Die Seattle Seahawks haben sich mit Wide Receiver Jaxon Smith-Njigba auf eine Vertragsverlängerung um vier Jahre und 168,6 Millionen US-Dollar geeinigt, was ihn mit einem durchschnittlichen Jahresgehalt von 42,15 Millionen US-Dollar zum bestbezahlten Spieler auf seiner Position macht. Damit übertrifft er die Marke von Ja'Marr Chase von den Cincinnati Bengals um fast 2 Millionen US-Dollar.
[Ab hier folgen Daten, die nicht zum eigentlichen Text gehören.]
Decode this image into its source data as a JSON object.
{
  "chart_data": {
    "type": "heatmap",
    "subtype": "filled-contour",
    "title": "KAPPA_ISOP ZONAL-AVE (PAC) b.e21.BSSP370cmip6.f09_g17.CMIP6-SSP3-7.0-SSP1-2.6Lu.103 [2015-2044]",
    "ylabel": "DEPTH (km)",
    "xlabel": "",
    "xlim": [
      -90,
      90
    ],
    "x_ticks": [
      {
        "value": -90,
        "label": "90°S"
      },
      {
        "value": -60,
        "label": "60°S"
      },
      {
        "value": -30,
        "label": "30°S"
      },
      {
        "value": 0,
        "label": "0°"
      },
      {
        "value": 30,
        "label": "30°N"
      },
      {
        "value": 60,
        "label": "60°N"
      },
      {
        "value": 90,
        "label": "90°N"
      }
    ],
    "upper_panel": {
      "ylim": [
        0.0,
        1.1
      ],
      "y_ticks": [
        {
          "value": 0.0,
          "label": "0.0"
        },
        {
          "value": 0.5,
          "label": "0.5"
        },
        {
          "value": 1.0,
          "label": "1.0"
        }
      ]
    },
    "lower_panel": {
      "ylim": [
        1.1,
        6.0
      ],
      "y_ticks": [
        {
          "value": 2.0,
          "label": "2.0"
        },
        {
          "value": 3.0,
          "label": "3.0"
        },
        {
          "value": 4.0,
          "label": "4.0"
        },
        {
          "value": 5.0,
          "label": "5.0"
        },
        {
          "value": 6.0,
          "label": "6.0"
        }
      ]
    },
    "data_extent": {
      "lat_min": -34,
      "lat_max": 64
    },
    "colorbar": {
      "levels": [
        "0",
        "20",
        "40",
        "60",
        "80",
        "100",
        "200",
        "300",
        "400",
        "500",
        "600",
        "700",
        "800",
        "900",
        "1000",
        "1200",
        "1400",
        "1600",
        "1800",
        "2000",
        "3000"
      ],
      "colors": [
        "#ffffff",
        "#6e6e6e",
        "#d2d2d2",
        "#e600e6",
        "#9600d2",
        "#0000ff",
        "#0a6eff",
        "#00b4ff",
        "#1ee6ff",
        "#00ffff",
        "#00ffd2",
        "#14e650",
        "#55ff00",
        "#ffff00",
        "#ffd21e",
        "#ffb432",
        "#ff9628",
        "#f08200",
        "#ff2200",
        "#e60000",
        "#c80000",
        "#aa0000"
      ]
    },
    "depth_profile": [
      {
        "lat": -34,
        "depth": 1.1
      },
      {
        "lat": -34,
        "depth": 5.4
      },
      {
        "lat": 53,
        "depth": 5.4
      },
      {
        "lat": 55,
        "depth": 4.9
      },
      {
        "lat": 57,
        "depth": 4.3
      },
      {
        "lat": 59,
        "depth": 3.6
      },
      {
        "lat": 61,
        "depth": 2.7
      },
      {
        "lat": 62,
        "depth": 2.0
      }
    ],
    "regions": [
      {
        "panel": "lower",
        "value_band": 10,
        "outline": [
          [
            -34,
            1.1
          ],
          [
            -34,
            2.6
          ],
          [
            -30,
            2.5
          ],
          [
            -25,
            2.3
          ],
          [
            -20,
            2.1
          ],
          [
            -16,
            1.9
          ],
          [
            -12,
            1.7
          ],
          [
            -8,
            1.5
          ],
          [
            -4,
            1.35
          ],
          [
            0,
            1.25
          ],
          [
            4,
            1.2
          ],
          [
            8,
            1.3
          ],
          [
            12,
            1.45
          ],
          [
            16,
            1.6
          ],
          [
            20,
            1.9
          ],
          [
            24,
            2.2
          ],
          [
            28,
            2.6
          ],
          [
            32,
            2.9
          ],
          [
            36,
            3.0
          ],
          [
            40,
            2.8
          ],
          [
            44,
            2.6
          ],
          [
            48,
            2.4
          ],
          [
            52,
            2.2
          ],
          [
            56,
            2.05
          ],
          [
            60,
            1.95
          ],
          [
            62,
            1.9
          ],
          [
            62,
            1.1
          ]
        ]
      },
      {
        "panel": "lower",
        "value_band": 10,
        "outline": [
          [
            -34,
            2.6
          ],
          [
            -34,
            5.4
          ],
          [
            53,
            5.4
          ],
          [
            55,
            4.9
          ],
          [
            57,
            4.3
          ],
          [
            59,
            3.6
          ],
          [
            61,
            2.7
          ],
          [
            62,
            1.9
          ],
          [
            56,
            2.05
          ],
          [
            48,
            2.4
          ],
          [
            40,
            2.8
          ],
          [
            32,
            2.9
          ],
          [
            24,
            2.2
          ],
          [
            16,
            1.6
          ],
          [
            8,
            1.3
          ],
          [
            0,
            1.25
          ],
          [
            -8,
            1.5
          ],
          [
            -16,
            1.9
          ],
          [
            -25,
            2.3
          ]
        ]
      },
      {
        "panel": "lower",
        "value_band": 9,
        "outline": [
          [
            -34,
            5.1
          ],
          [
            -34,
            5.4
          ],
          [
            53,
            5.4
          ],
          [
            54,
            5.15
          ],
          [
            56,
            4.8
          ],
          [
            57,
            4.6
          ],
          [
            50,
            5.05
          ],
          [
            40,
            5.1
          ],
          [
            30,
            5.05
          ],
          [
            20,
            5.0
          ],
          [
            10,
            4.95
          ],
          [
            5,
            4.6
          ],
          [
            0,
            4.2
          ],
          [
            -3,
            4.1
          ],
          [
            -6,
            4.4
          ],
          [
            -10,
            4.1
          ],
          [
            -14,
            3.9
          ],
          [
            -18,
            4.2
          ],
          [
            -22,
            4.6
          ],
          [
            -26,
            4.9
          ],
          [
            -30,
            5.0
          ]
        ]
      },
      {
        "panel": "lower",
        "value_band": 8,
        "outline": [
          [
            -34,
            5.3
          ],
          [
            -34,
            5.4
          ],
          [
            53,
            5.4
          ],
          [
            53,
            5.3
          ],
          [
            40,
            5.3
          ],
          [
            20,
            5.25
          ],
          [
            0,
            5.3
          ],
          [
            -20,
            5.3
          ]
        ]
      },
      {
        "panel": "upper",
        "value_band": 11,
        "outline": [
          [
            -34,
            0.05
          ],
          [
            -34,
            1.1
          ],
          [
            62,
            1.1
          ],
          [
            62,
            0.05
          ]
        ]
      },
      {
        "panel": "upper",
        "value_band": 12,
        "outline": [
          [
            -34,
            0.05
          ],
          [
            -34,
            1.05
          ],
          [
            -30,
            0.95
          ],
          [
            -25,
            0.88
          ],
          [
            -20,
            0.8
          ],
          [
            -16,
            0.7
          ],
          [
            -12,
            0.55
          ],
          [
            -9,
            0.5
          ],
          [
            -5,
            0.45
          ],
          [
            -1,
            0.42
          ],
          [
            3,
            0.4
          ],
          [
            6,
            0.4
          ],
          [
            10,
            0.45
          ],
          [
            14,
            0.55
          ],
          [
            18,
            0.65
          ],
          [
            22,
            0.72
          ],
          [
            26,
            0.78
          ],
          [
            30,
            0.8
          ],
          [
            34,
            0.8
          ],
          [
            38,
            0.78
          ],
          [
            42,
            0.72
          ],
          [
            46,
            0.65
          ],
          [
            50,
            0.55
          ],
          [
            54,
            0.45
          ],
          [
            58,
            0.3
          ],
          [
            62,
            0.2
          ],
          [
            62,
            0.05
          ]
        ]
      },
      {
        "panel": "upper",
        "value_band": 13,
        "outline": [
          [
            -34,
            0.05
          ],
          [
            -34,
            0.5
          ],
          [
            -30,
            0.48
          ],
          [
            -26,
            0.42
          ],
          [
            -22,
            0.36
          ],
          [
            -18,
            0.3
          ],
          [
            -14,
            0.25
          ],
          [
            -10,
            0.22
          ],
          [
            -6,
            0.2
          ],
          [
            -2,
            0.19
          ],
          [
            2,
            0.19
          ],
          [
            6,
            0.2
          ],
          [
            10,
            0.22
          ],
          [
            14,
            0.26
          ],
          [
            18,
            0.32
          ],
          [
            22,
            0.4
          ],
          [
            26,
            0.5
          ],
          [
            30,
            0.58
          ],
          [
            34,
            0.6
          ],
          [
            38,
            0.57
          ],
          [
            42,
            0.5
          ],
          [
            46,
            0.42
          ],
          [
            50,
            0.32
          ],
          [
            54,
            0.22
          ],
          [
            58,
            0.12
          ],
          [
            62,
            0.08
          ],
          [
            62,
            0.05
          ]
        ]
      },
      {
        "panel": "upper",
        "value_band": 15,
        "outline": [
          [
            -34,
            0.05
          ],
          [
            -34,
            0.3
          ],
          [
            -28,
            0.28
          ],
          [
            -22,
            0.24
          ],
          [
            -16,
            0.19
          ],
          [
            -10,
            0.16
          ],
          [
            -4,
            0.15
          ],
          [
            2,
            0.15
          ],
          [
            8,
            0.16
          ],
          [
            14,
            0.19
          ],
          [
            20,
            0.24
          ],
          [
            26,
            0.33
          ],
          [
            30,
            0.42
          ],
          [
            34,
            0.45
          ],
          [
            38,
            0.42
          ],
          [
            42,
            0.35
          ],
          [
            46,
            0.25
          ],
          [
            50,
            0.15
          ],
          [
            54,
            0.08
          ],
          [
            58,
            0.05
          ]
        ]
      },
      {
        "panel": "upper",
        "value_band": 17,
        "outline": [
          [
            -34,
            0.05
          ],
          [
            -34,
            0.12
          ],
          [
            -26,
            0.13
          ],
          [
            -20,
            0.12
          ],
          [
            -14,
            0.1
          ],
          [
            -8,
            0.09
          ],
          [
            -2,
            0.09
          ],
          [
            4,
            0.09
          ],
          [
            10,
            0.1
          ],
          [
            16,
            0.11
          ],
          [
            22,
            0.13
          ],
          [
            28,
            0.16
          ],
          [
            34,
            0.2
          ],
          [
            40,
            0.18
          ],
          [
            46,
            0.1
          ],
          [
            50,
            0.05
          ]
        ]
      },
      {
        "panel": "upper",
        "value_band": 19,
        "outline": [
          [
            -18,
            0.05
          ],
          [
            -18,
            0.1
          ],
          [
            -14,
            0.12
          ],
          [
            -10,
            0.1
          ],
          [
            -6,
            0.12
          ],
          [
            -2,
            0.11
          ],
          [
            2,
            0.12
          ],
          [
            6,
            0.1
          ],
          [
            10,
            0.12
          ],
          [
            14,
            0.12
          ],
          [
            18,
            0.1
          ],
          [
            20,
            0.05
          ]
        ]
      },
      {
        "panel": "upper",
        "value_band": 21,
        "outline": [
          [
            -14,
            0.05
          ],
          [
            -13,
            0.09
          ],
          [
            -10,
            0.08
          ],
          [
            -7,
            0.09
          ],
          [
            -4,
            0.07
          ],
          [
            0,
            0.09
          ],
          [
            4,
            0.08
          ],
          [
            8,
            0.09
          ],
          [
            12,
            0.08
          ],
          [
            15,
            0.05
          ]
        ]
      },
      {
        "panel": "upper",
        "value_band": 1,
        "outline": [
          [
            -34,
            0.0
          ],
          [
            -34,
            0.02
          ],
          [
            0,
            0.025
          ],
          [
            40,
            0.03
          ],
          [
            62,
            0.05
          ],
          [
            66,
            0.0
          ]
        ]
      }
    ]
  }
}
Der Vertrag enthält zudem über 120 Millionen US-Dollar an garantierten Bezügen und folgt auf Smith-Njigbas Äußerungen im letzten Monat, in denen er nach seiner herausragenden Saison 2025 und dem Super-Bowl-LX-Sieg des Teams eine Spitzenvergütung forderte.
Wie NFL-Insider Jonathan Jones von CBS Sports berichtet, bindet der Deal den 24-jährigen ehemaligen Star der Ohio State langfristig, nachdem die Seahawks letzte Woche bereits seine Option für das fünfte Jahr gezogen hatten. Er übertrifft damit das durchschnittliche Jahresgehalt von Ja'Marr Chase bei den Bengals (40,3 Millionen US-Dollar) sowie Justin Jefferson von den Minnesota Vikings (35 Millionen US-Dollar) und CeeDee Lamb von den Dallas Cowboys (34 Millionen US-Dollar).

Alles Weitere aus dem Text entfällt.